As Dems Decry Trump’s Asylum Laws, Old Footage of Obama Shows How Far They Have Shifted on the Issue

 

Several Democrats may be surprised to see how far the party has shifted on their standards for asylum since President Barack Obama was in office.
For the past several months, Democrats have been outraged with the Trump administration for their handling of the crisis at the southern border — despite the fact that they denied it was a crisis for most of the year.
When President Donald Trump announced on Monday that he would be tightening up the asylum policies in his administration, several Democrats decried the crack down as an “abdication of American humanitarianism.”
While the Trump administration aims to reduce the number of “meritless asylum claims,” it wasn’t long ago when Obama was expressing the same concern.
In a clip dug up by the Washington Examiner, Obama acknowledged that U.S. asylum laws do not cover those who are looking to escape crime and poverty during White House press gaggle in 2014. The standards for asylum remain much higher than that.
He also acknowledged that it would be better for families to apply for asylum in their home countries, rather than at the U.S. border.

Watch the old footage of Obama:

“Under U.S. law, we admit a certain number of refugees from all around the world based on some fairly narrow criteria. And, typically, refugees status is not granted just based on economic need or because a family lives in a bad neighborhood, or poverty. It’s typically defined fairly narrowly. You have a state, for example, that was targeting a political activists and they need to get out of the country, for fear of prosecution or even death. There maybe some narrow circumstances in which there is a humanitarian or refugee status that a family might be eligible for.
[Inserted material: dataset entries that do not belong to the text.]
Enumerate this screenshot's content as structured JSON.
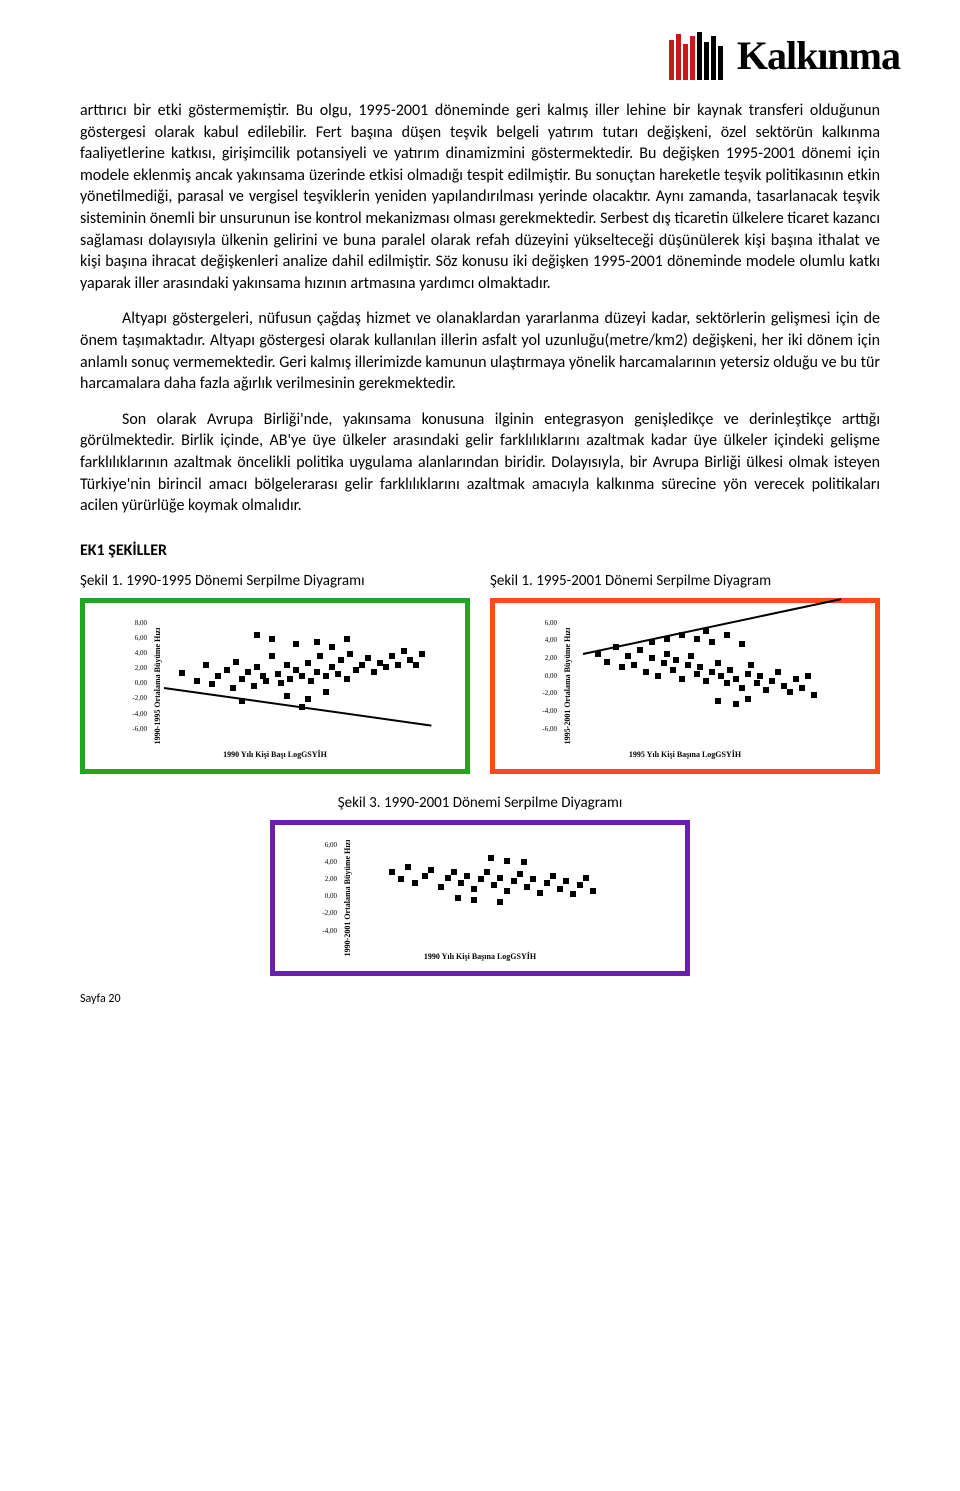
{
  "header": {
    "logo_name": "Kalkınma",
    "logo_bar_colors": [
      "#c91818",
      "#c91818",
      "#c91818",
      "#c91818",
      "#000000",
      "#000000",
      "#000000",
      "#000000"
    ]
  },
  "paragraphs": {
    "p1": "arttırıcı bir etki göstermemiştir. Bu olgu, 1995-2001 döneminde geri kalmış iller lehine bir kaynak transferi olduğunun göstergesi olarak kabul edilebilir. Fert başına düşen teşvik belgeli yatırım tutarı değişkeni, özel sektörün kalkınma faaliyetlerine katkısı, girişimcilik potansiyeli ve yatırım dinamizmini göstermektedir. Bu değişken 1995-2001 dönemi için modele eklenmiş ancak yakınsama üzerinde etkisi olmadığı tespit edilmiştir. Bu sonuçtan hareketle teşvik politikasının etkin yönetilmediği, parasal ve vergisel teşviklerin yeniden yapılandırılması yerinde olacaktır. Aynı zamanda, tasarlanacak teşvik sisteminin önemli bir unsurunun ise kontrol mekanizması olması gerekmektedir. Serbest dış ticaretin ülkelere ticaret kazancı sağlaması dolayısıyla ülkenin gelirini ve buna paralel olarak refah düzeyini yükselteceği düşünülerek kişi başına ithalat ve kişi başına ihracat değişkenleri analize dahil edilmiştir. Söz konusu iki değişken 1995-2001 döneminde modele olumlu katkı yaparak iller arasındaki yakınsama hızının artmasına yardımcı olmaktadır.",
    "p2": "Altyapı göstergeleri, nüfusun çağdaş hizmet ve olanaklardan yararlanma düzeyi kadar, sektörlerin gelişmesi için de önem taşımaktadır. Altyapı göstergesi olarak kullanılan illerin asfalt yol uzunluğu(metre/km2) değişkeni, her iki dönem için anlamlı sonuç vermemektedir. Geri kalmış illerimizde kamunun ulaştırmaya yönelik harcamalarının yetersiz olduğu ve bu tür harcamalara daha fazla ağırlık verilmesinin gerekmektedir.",
    "p3": "Son olarak Avrupa Birliği'nde, yakınsama konusuna ilginin entegrasyon genişledikçe ve derinleştikçe arttığı görülmektedir. Birlik içinde, AB'ye üye ülkeler arasındaki gelir farklılıklarını azaltmak kadar üye ülkeler içindeki gelişme farklılıklarının azaltmak öncelikli politika uygulama alanlarından biridir. Dolayısıyla, bir Avrupa Birliği ülkesi olmak isteyen Türkiye'nin birincil amacı bölgelerarası gelir farklılıklarını azaltmak amacıyla kalkınma sürecine yön verecek politikaları acilen yürürlüğe koymak olmalıdır."
  },
  "appendix_heading": "EK1 ŞEKİLLER",
  "figures": {
    "fig1": {
      "title": "Şekil 1. 1990-1995 Dönemi Serpilme Diyagramı",
      "type": "scatter",
      "border_color": "#1fa81f",
      "y_label": "1990-1995 Ortalama Büyüme Hızı",
      "x_label": "1990 Yılı Kişi Başı LogGSYİH",
      "ylim": [
        -6,
        8
      ],
      "yticks": [
        "8,00",
        "6,00",
        "4,00",
        "2,00",
        "0,00",
        "-2,00",
        "-4,00",
        "-6,00"
      ],
      "trend": {
        "slope_deg": 8,
        "left_pct": 5,
        "top_pct": 60,
        "width_pct": 90
      },
      "points": [
        [
          10,
          45
        ],
        [
          15,
          52
        ],
        [
          18,
          38
        ],
        [
          20,
          55
        ],
        [
          22,
          48
        ],
        [
          25,
          42
        ],
        [
          27,
          58
        ],
        [
          28,
          35
        ],
        [
          30,
          50
        ],
        [
          32,
          44
        ],
        [
          34,
          56
        ],
        [
          35,
          40
        ],
        [
          37,
          48
        ],
        [
          38,
          52
        ],
        [
          40,
          30
        ],
        [
          42,
          46
        ],
        [
          43,
          54
        ],
        [
          45,
          38
        ],
        [
          46,
          50
        ],
        [
          48,
          42
        ],
        [
          50,
          48
        ],
        [
          52,
          36
        ],
        [
          53,
          52
        ],
        [
          55,
          44
        ],
        [
          56,
          30
        ],
        [
          58,
          48
        ],
        [
          60,
          40
        ],
        [
          62,
          46
        ],
        [
          63,
          34
        ],
        [
          65,
          50
        ],
        [
          66,
          28
        ],
        [
          68,
          42
        ],
        [
          70,
          38
        ],
        [
          72,
          32
        ],
        [
          74,
          44
        ],
        [
          76,
          36
        ],
        [
          78,
          40
        ],
        [
          80,
          30
        ],
        [
          82,
          38
        ],
        [
          84,
          26
        ],
        [
          86,
          34
        ],
        [
          88,
          38
        ],
        [
          90,
          28
        ],
        [
          40,
          15
        ],
        [
          55,
          18
        ],
        [
          48,
          20
        ],
        [
          60,
          22
        ],
        [
          45,
          65
        ],
        [
          52,
          68
        ],
        [
          58,
          62
        ],
        [
          30,
          70
        ],
        [
          35,
          12
        ],
        [
          50,
          75
        ],
        [
          65,
          15
        ]
      ]
    },
    "fig2": {
      "title": "Şekil 1. 1995-2001 Dönemi Serpilme Diyagram",
      "type": "scatter",
      "border_color": "#ff4a1a",
      "y_label": "1995-2001 Ortalama Büyüme Hızı",
      "x_label": "1995 Yılı Kişi Başına LogGSYİH",
      "ylim": [
        -6,
        6
      ],
      "yticks": [
        "6,00",
        "4,00",
        "2,00",
        "0,00",
        "-2,00",
        "-4,00",
        "-6,00"
      ],
      "trend": {
        "slope_deg": -12,
        "left_pct": 8,
        "top_pct": 30,
        "width_pct": 88
      },
      "points": [
        [
          12,
          28
        ],
        [
          15,
          35
        ],
        [
          18,
          22
        ],
        [
          20,
          40
        ],
        [
          22,
          30
        ],
        [
          24,
          38
        ],
        [
          26,
          25
        ],
        [
          28,
          44
        ],
        [
          30,
          32
        ],
        [
          32,
          48
        ],
        [
          34,
          36
        ],
        [
          35,
          28
        ],
        [
          37,
          42
        ],
        [
          38,
          34
        ],
        [
          40,
          50
        ],
        [
          42,
          38
        ],
        [
          43,
          30
        ],
        [
          45,
          46
        ],
        [
          46,
          40
        ],
        [
          48,
          52
        ],
        [
          50,
          44
        ],
        [
          52,
          36
        ],
        [
          53,
          48
        ],
        [
          55,
          54
        ],
        [
          56,
          42
        ],
        [
          58,
          50
        ],
        [
          60,
          58
        ],
        [
          62,
          46
        ],
        [
          63,
          38
        ],
        [
          65,
          54
        ],
        [
          66,
          48
        ],
        [
          68,
          60
        ],
        [
          70,
          52
        ],
        [
          72,
          44
        ],
        [
          74,
          56
        ],
        [
          76,
          62
        ],
        [
          78,
          50
        ],
        [
          80,
          58
        ],
        [
          82,
          48
        ],
        [
          84,
          64
        ],
        [
          40,
          12
        ],
        [
          45,
          15
        ],
        [
          50,
          18
        ],
        [
          55,
          12
        ],
        [
          60,
          20
        ],
        [
          35,
          15
        ],
        [
          48,
          8
        ],
        [
          52,
          70
        ],
        [
          58,
          72
        ],
        [
          62,
          68
        ],
        [
          30,
          18
        ]
      ]
    },
    "fig3": {
      "title": "Şekil 3. 1990-2001 Dönemi Serpilme Diyagramı",
      "type": "scatter",
      "border_color": "#6a1fad",
      "y_label": "1990-2001 Ortalama Büyüme Hızı",
      "x_label": "1990 Yılı Kişi Başına LogGSYİH",
      "ylim": [
        -4,
        6
      ],
      "yticks": [
        "6,00",
        "4,00",
        "2,00",
        "0,00",
        "-2,00",
        "-4,00"
      ],
      "points": [
        [
          15,
          30
        ],
        [
          18,
          38
        ],
        [
          20,
          25
        ],
        [
          22,
          42
        ],
        [
          25,
          34
        ],
        [
          27,
          28
        ],
        [
          30,
          46
        ],
        [
          32,
          36
        ],
        [
          34,
          30
        ],
        [
          36,
          42
        ],
        [
          38,
          34
        ],
        [
          40,
          48
        ],
        [
          42,
          38
        ],
        [
          44,
          30
        ],
        [
          46,
          44
        ],
        [
          48,
          36
        ],
        [
          50,
          50
        ],
        [
          52,
          40
        ],
        [
          54,
          32
        ],
        [
          56,
          46
        ],
        [
          58,
          38
        ],
        [
          60,
          52
        ],
        [
          62,
          42
        ],
        [
          64,
          34
        ],
        [
          66,
          48
        ],
        [
          68,
          40
        ],
        [
          70,
          54
        ],
        [
          72,
          44
        ],
        [
          74,
          36
        ],
        [
          76,
          50
        ],
        [
          45,
          15
        ],
        [
          50,
          18
        ],
        [
          55,
          20
        ],
        [
          40,
          60
        ],
        [
          48,
          62
        ],
        [
          35,
          58
        ]
      ]
    }
  },
  "page_number": "Sayfa 20"
}
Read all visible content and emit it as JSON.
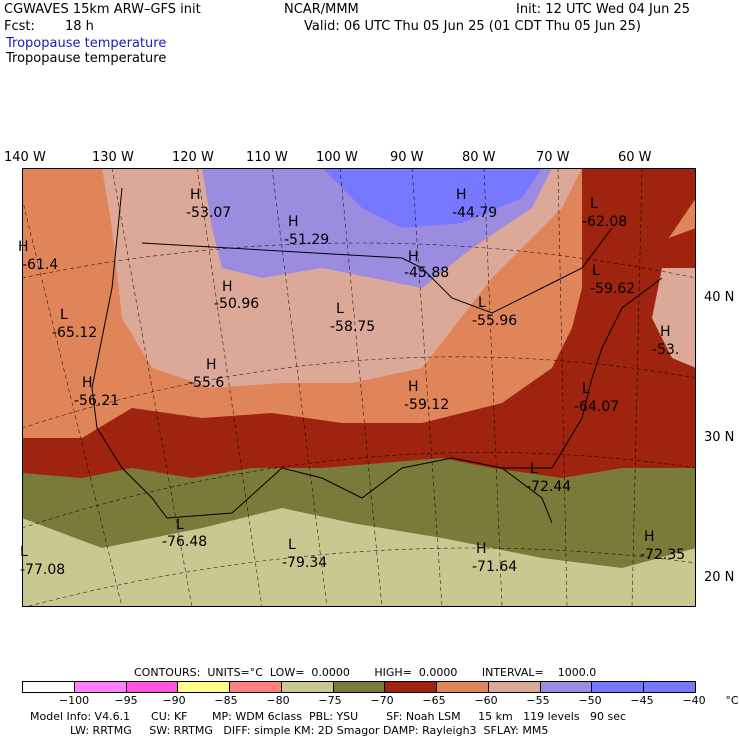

If that were the case, it would be better for them to be able to apply in country, rather than take a very dangerous journey all the way up to Texas.”
Obama noted that the second criteria “would not accommodate a large number,” as Americans are seeing today.

As IJR previously reported, Sen. Lindsey Graham (R-S.C.) has a bill that would require migrants apply for asylum in their home country, among other changes to U.S. asylum law, to address the crisis at the border.